- Directed by: Albert Nerenberg Rob Spence
- Written by: Albert Nerenberg Rob Spence Hart Snider
- Produced by: Shannon Brown Albert Nerenberg
- Starring: Rob Spence Albert Nerenberg Colin Mochrie Dan Aykroyd
- Edited by: Rob Spence Hart Snider Wolfe Blackburn
- Production company: Elevator Films
- Distributed by: CBC Newsworld
- Release date: April 20, 2007 (Hot Docs International Documentary Festival);
- Running time: 75 minutes
- Country: Canada
- Language: English

= Let's All Hate Toronto =

Let's All Hate Toronto is a 2007 Canadian documentary film co-directed by independent documentarian Albert Nerenberg and Rob Spence. The documentary is a comedic examination of the reasons why so many people in Canada seem to hate Toronto, Ontario. In the film, co-director Robert Spence, nicknamed "Mister Toronto", takes off on a cross-Canada journey to find out why there seems to be so much resentment for Canada's biggest city, all the while promoting a fake "Toronto Appreciation Day".

==Synopsis==
Mr. Toronto starts his journey in Hamilton after he sees a billboard boasting "Toronto Sucks" as an advertisement campaign. He finds out that some fans of the Hamilton Tiger-Cats put on bags over their heads because of the shame of losing to Toronto during the Labour Day CFL game every year. He decides to go around Canada on a fake "Toronto Appreciation Day" tour. Mr. Toronto visits St. John's and Halifax, where Atlantic Canadians spit on his "Toronto Appreciation Day" banner. Then he travels to Montreal where local comedy troupe The Dancing Cock Brothers sing "Goodbye Toronto, Bonjour Montreal" and where his Toronto work ethic influences the city to change the light bulbs on the giant cross atop Mount Royal. Next, he skips the Prairies (because "every Torontonian does"), and lands in Calgary and Vancouver, where he learns that resentment towards Toronto runs very deep. During the 2006 NHL Stanley Cup Final, he visits Edmonton where he risks his life by wearing a faux Wayne Gretzky Toronto Maple Leafs jersey during the Edmonton Oilers’ Stanley Cup run.

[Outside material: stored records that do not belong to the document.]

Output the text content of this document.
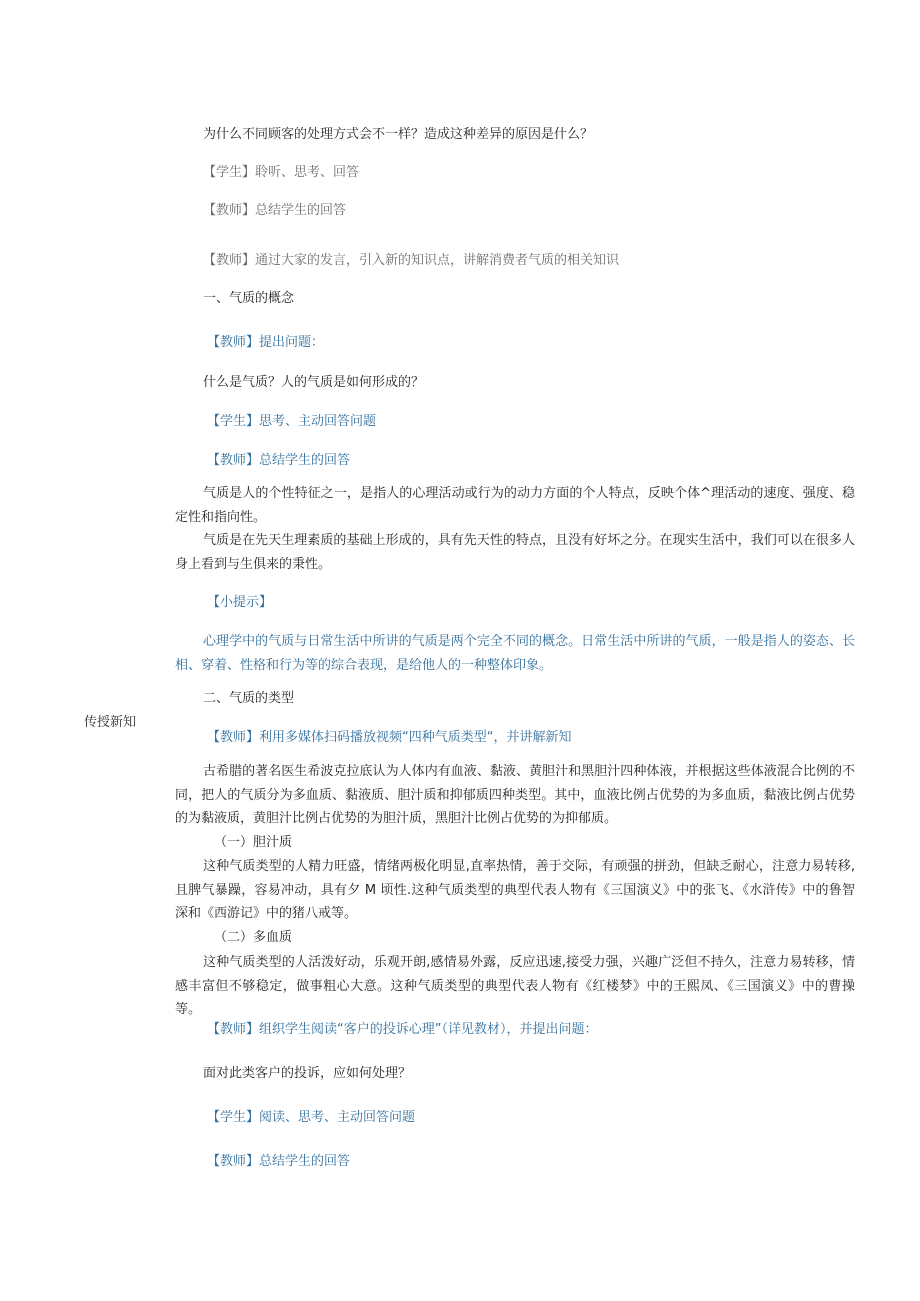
传授新知

为什么不同顾客的处理方式会不一样？造成这种差异的原因是什么？

【学生】聆听、思考、回答

【教师】总结学生的回答

【教师】通过大家的发言，引入新的知识点，讲解消费者气质的相关知识

一、气质的概念

【教师】提出问题：

什么是气质？人的气质是如何形成的？

【学生】思考、主动回答问题

【教师】总结学生的回答

气质是人的个性特征之一，是指人的心理活动或行为的动力方面的个人特点，反映个体^理活动的速度、强度、稳定性和指向性。

气质是在先天生理素质的基础上形成的，具有先天性的特点，且没有好坏之分。在现实生活中，我们可以在很多人身上看到与生俱来的秉性。

【小提示】

心理学中的气质与日常生活中所讲的气质是两个完全不同的概念。日常生活中所讲的气质，一般是指人的姿态、长相、穿着、性格和行为等的综合表现，是给他人的一种整体印象。

二、气质的类型

【教师】利用多媒体扫码播放视频“四种气质类型“，并讲解新知

古希腊的著名医生希波克拉底认为人体内有血液、黏液、黄胆汁和黑胆汁四种体液，并根据这些体液混合比例的不同，把人的气质分为多血质、黏液质、胆汁质和抑郁质四种类型。其中，血液比例占优势的为多血质，黏液比例占优势的为黏液质，黄胆汁比例占优势的为胆汁质，黑胆汁比例占优势的为抑郁质。

（一）胆汁质

这种气质类型的人精力旺盛，情绪两极化明显,直率热情，善于交际，有顽强的拼劲，但缺乏耐心，注意力易转移,且脾气暴躁，容易冲动，具有夕 M 顷性.这种气质类型的典型代表人物有《三国演义》中的张飞、《水浒传》中的鲁智深和《西游记》中的猪八戒等。

（二）多血质

这种气质类型的人活泼好动，乐观开朗,感情易外露，反应迅速,接受力强，兴趣广泛但不持久，注意力易转移，情感丰富但不够稳定，做事粗心大意。这种气质类型的典型代表人物有《红楼梦》中的王熙凤、《三国演义》中的曹操等。

【教师】组织学生阅读“客户的投诉心理”（详见教材），并提出问题：

面对此类客户的投诉，应如何处理？

【学生】阅读、思考、主动回答问题

【教师】总结学生的回答
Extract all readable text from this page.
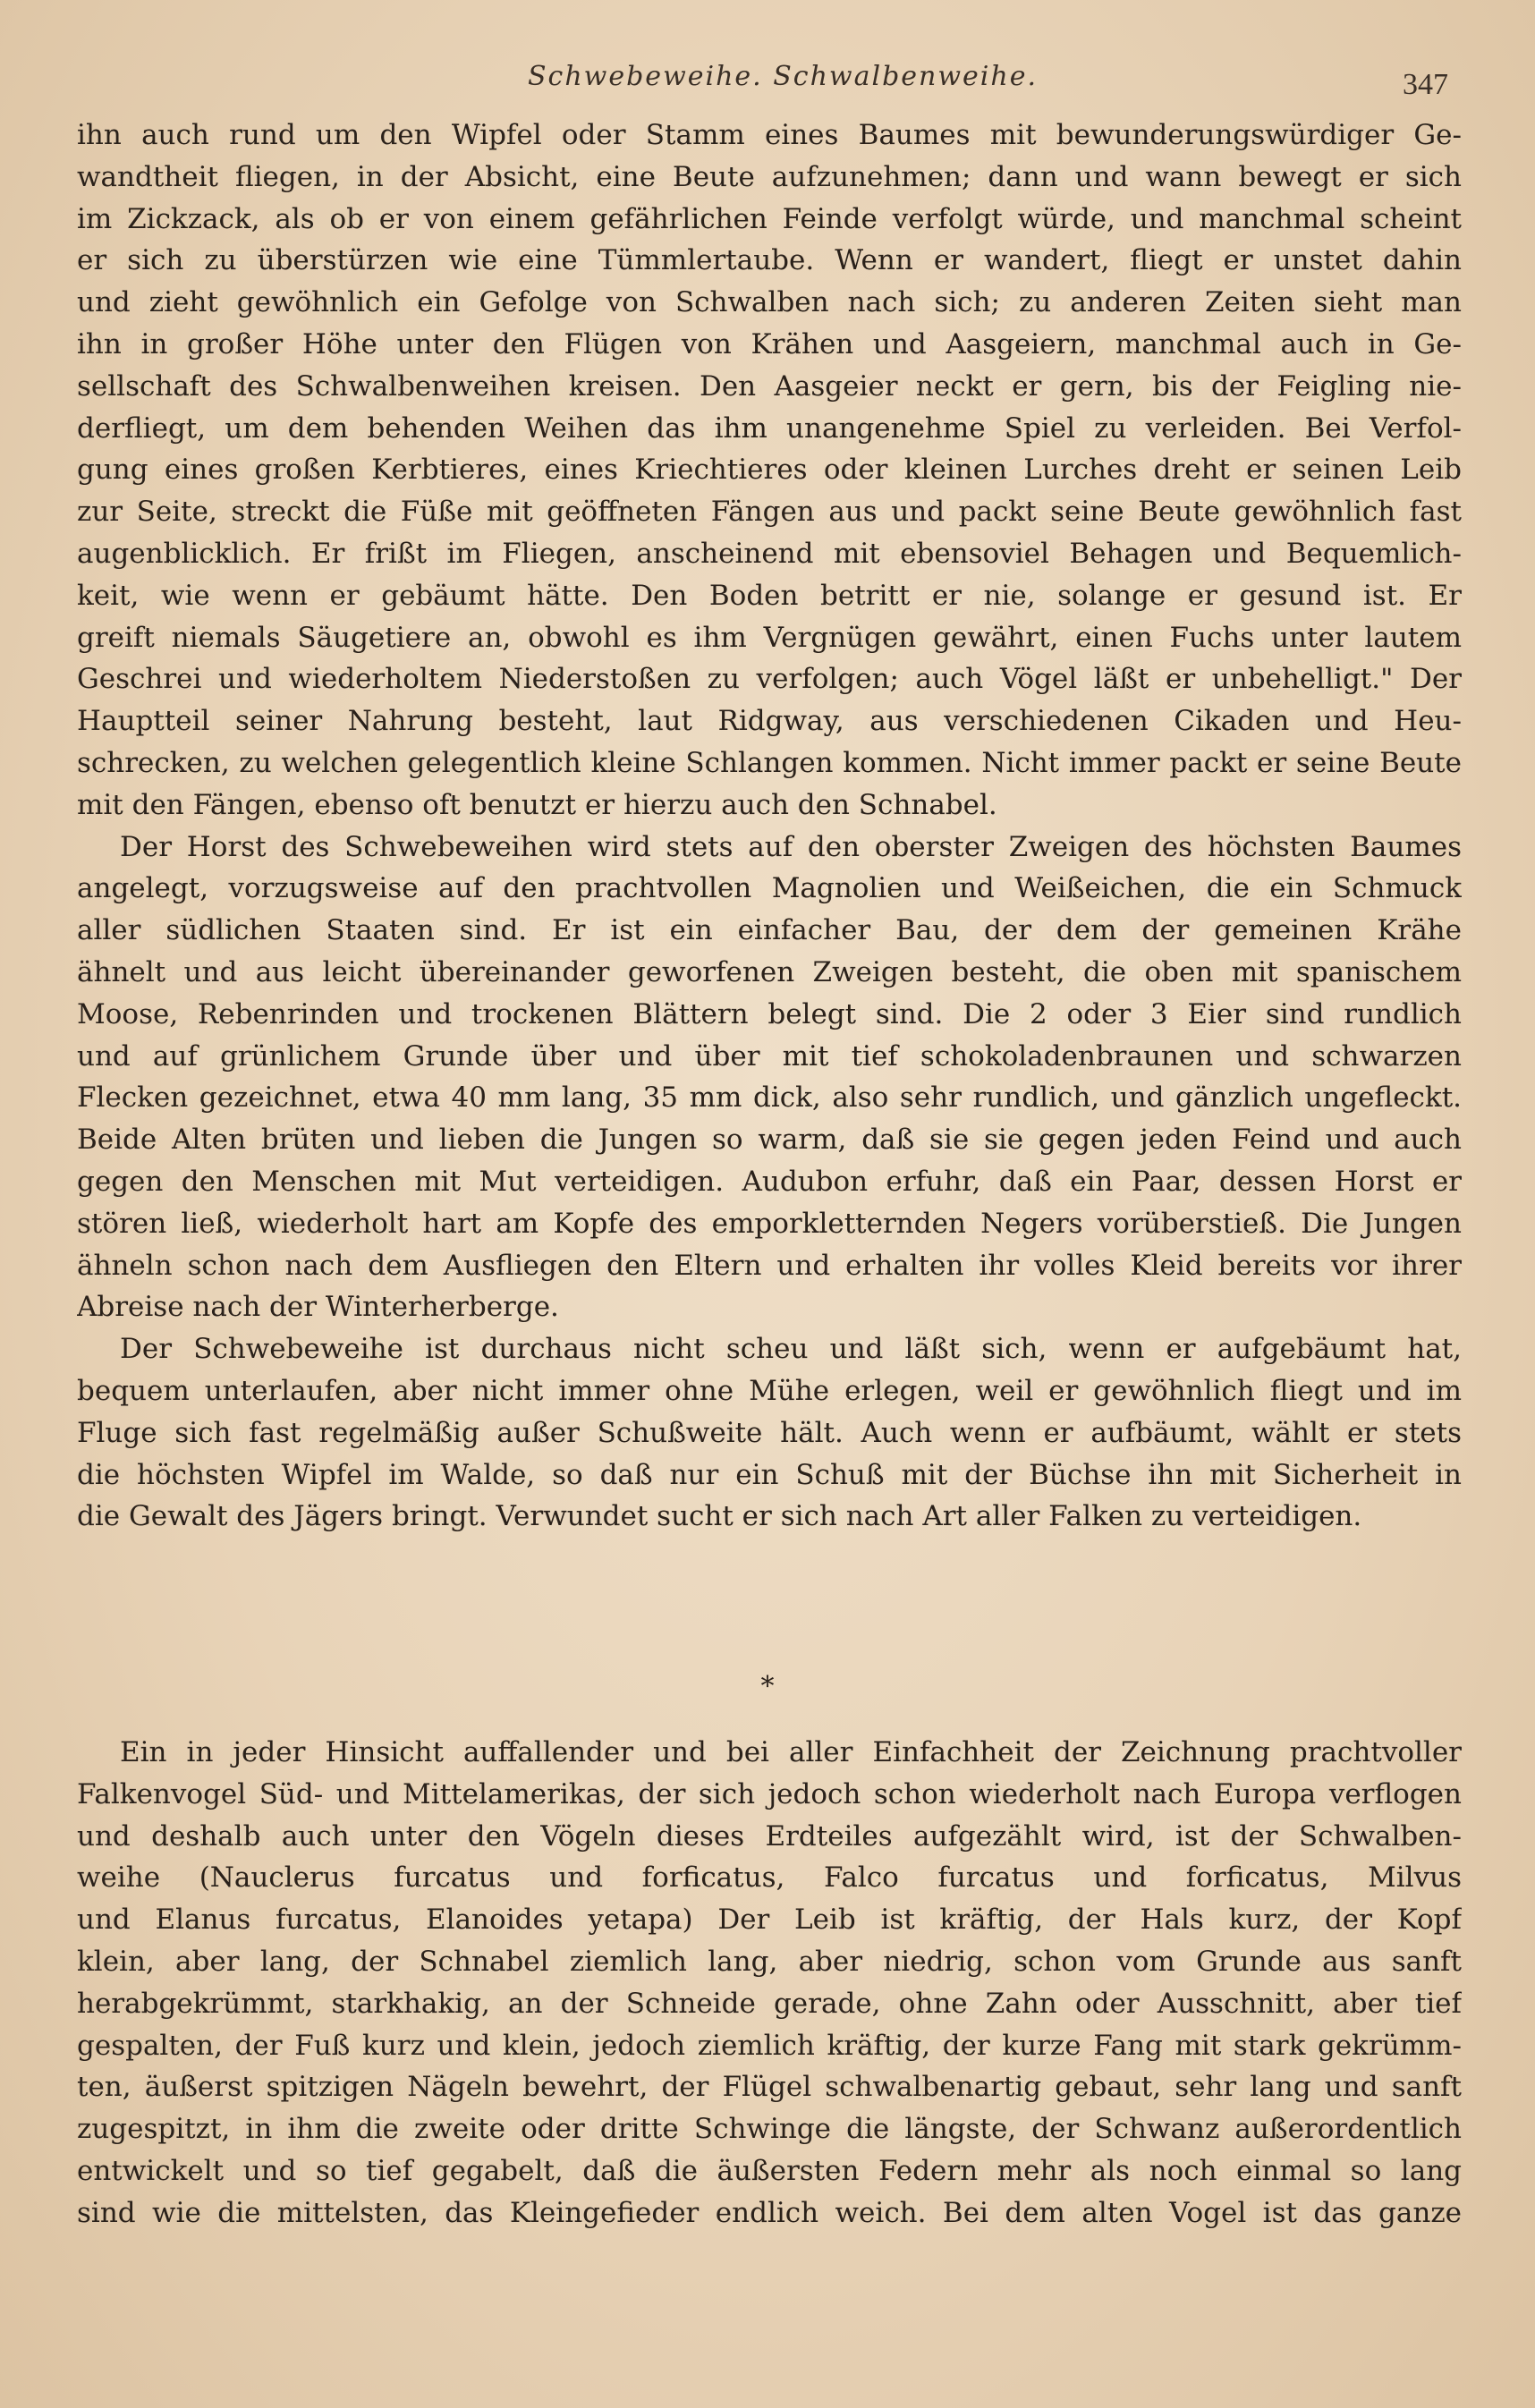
Schwebeweihe. Schwalbenweihe.	347
ihn auch rund um den Wipfel oder Stamm eines Baumes mit bewunderungswürdiger Ge-
wandtheit fliegen, in der Absicht, eine Beute aufzunehmen; dann und wann bewegt er sich
im Zickzack, als ob er von einem gefährlichen Feinde verfolgt würde, und manchmal scheint
er sich zu überstürzen wie eine Tümmlertaube. Wenn er wandert, fliegt er unstet dahin
und zieht gewöhnlich ein Gefolge von Schwalben nach sich; zu anderen Zeiten sieht man
ihn in großer Höhe unter den Flügen von Krähen und Aasgeiern, manchmal auch in Ge-
sellschaft des Schwalbenweihen kreisen. Den Aasgeier neckt er gern, bis der Feigling nie-
derfliegt, um dem behenden Weihen das ihm unangenehme Spiel zu verleiden. Bei Verfol-
gung eines großen Kerbtieres, eines Kriechtieres oder kleinen Lurches dreht er seinen Leib
zur Seite, streckt die Füße mit geöffneten Fängen aus und packt seine Beute gewöhnlich fast
augenblicklich. Er frißt im Fliegen, anscheinend mit ebensoviel Behagen und Bequemlich-
keit, wie wenn er gebäumt hätte. Den Boden betritt er nie, solange er gesund ist. Er
greift niemals Säugetiere an, obwohl es ihm Vergnügen gewährt, einen Fuchs unter lautem
Geschrei und wiederholtem Niederstoßen zu verfolgen; auch Vögel läßt er unbehelligt." Der
Hauptteil seiner Nahrung besteht, laut Ridgway, aus verschiedenen Cikaden und Heu-
schrecken, zu welchen gelegentlich kleine Schlangen kommen. Nicht immer packt er seine Beute
mit den Fängen, ebenso oft benutzt er hierzu auch den Schnabel.
Der Horst des Schwebeweihen wird stets auf den oberster Zweigen des höchsten Baumes
angelegt, vorzugsweise auf den prachtvollen Magnolien und Weißeichen, die ein Schmuck
aller südlichen Staaten sind. Er ist ein einfacher Bau, der dem der gemeinen Krähe
ähnelt und aus leicht übereinander geworfenen Zweigen besteht, die oben mit spanischem
Moose, Rebenrinden und trockenen Blättern belegt sind. Die 2 oder 3 Eier sind rundlich
und auf grünlichem Grunde über und über mit tief schokoladenbraunen und schwarzen
Flecken gezeichnet, etwa 40 mm lang, 35 mm dick, also sehr rundlich, und gänzlich ungefleckt.
Beide Alten brüten und lieben die Jungen so warm, daß sie sie gegen jeden Feind und auch
gegen den Menschen mit Mut verteidigen. Audubon erfuhr, daß ein Paar, dessen Horst er
stören ließ, wiederholt hart am Kopfe des emporkletternden Negers vorüberstieß. Die Jungen
ähneln schon nach dem Ausfliegen den Eltern und erhalten ihr volles Kleid bereits vor ihrer
Abreise nach der Winterherberge.
Der Schwebeweihe ist durchaus nicht scheu und läßt sich, wenn er aufgebäumt hat,
bequem unterlaufen, aber nicht immer ohne Mühe erlegen, weil er gewöhnlich fliegt und im
Fluge sich fast regelmäßig außer Schußweite hält. Auch wenn er aufbäumt, wählt er stets
die höchsten Wipfel im Walde, so daß nur ein Schuß mit der Büchse ihn mit Sicherheit in
die Gewalt des Jägers bringt. Verwundet sucht er sich nach Art aller Falken zu verteidigen.
*
Ein in jeder Hinsicht auffallender und bei aller Einfachheit der Zeichnung prachtvoller
Falkenvogel Süd- und Mittelamerikas, der sich jedoch schon wiederholt nach Europa verflogen
und deshalb auch unter den Vögeln dieses Erdteiles aufgezählt wird, ist der Schwalben-
weihe (Nauclerus furcatus und forficatus, Falco furcatus und forficatus, Milvus
und Elanus furcatus, Elanoides yetapa) Der Leib ist kräftig, der Hals kurz, der Kopf
klein, aber lang, der Schnabel ziemlich lang, aber niedrig, schon vom Grunde aus sanft
herabgekrümmt, starkhakig, an der Schneide gerade, ohne Zahn oder Ausschnitt, aber tief
gespalten, der Fuß kurz und klein, jedoch ziemlich kräftig, der kurze Fang mit stark gekrümm-
ten, äußerst spitzigen Nägeln bewehrt, der Flügel schwalbenartig gebaut, sehr lang und sanft
zugespitzt, in ihm die zweite oder dritte Schwinge die längste, der Schwanz außerordentlich
entwickelt und so tief gegabelt, daß die äußersten Federn mehr als noch einmal so lang
sind wie die mittelsten, das Kleingefieder endlich weich. Bei dem alten Vogel ist das ganze
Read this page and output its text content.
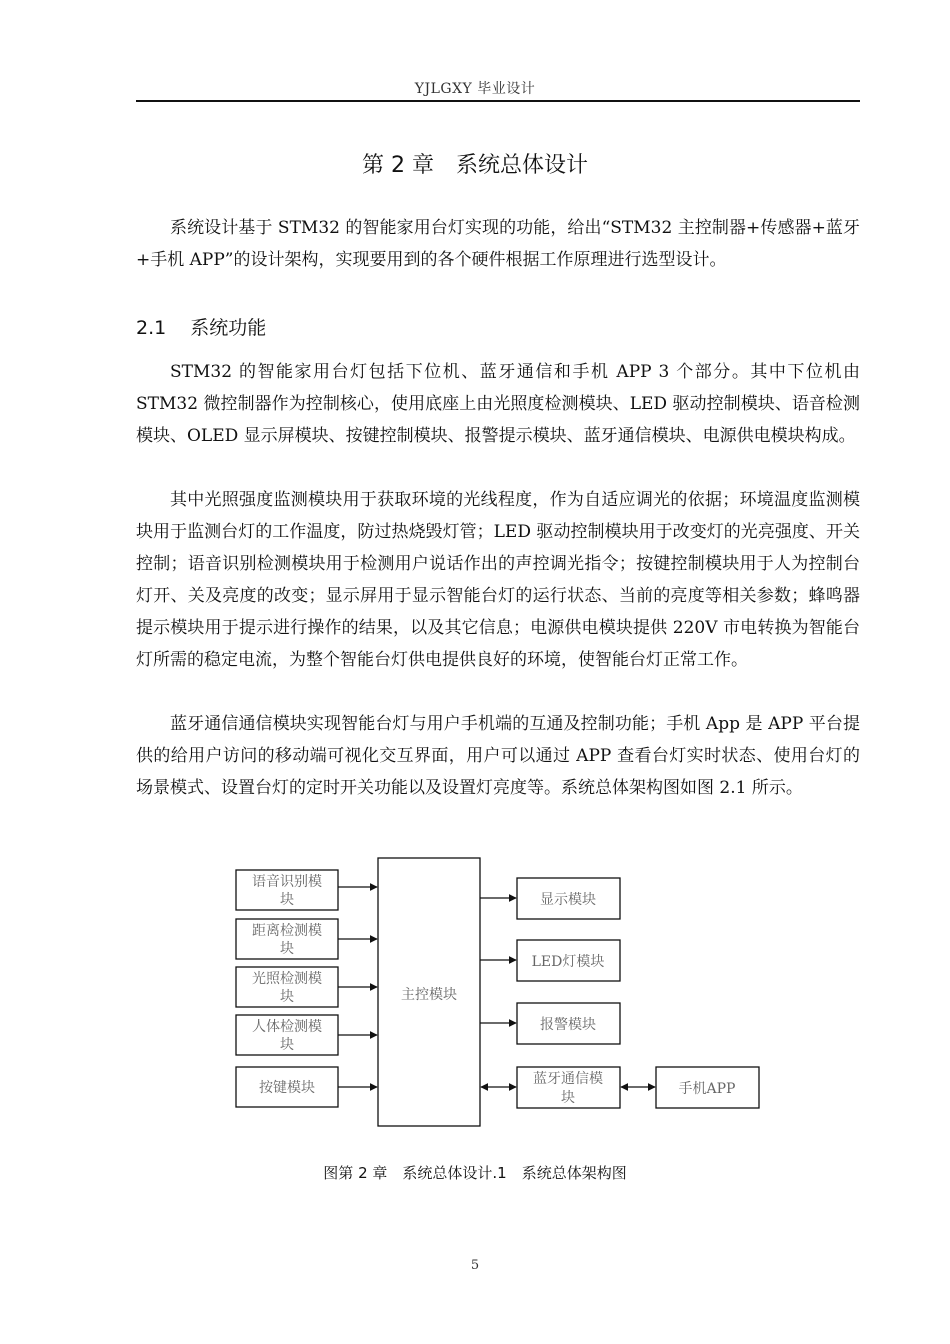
YJLGXY 毕业设计
第 2 章　系统总体设计

系统设计基于 STM32 的智能家用台灯实现的功能，给出“STM32 主控制器+传感器+蓝牙+手机 APP”的设计架构，实现要用到的各个硬件根据工作原理进行选型设计。

2.1 系统功能

STM32 的智能家用台灯包括下位机、蓝牙通信和手机 APP 3 个部分。其中下位机由 STM32 微控制器作为控制核心，使用底座上由光照度检测模块、LED 驱动控制模块、语音检测模块、OLED 显示屏模块、按键控制模块、报警提示模块、蓝牙通信模块、电源供电模块构成。

其中光照强度监测模块用于获取环境的光线程度，作为自适应调光的依据；环境温度监测模块用于监测台灯的工作温度，防过热烧毁灯管；LED 驱动控制模块用于改变灯的光亮强度、开关控制；语音识别检测模块用于检测用户说话作出的声控调光指令；按键控制模块用于人为控制台灯开、关及亮度的改变；显示屏用于显示智能台灯的运行状态、当前的亮度等相关参数；蜂鸣器提示模块用于提示进行操作的结果，以及其它信息；电源供电模块提供 220V 市电转换为智能台灯所需的稳定电流，为整个智能台灯供电提供良好的环境，使智能台灯正常工作。

蓝牙通信通信模块实现智能台灯与用户手机端的互通及控制功能；手机 App 是 APP 平台提供的给用户访问的移动端可视化交互界面，用户可以通过 APP 查看台灯实时状态、使用台灯的场景模式、设置台灯的定时开关功能以及设置灯亮度等。系统总体架构图如图 2.1 所示。

主控模块
语音识别模
块
距离检测模
块
光照检测模
块
人体检测模
块
按键模块
显示模块
LED灯模块
报警模块
蓝牙通信模
块
手机APP
图第 2 章　系统总体设计.1　系统总体架构图
5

Let's All Hate Toronto then presents a list of the top ten reasons why Canada hates Toronto, including envy, violence, pollution and The Toronto Maple Leafs. In the end, Mr. Toronto is so discouraged that, like the Hamilton Tiger Cats fans, he puts a bag on his head and wanders into the fog at Toronto's Nuit Blanche art event, where, after admitting that Toronto does suck, he receives over 1,000 hugs from the Torontonians at the event, including then-mayor David Miller. This makes Mr. Toronto believe that his native city does not suck as the rest of Canada seems to think.

Throughout the film Mr. Toronto does several television and radio interviews and is frequently asked, "What city in Canada hates Toronto the most?" At the end of the film he realizes that Toronto hates itself the most.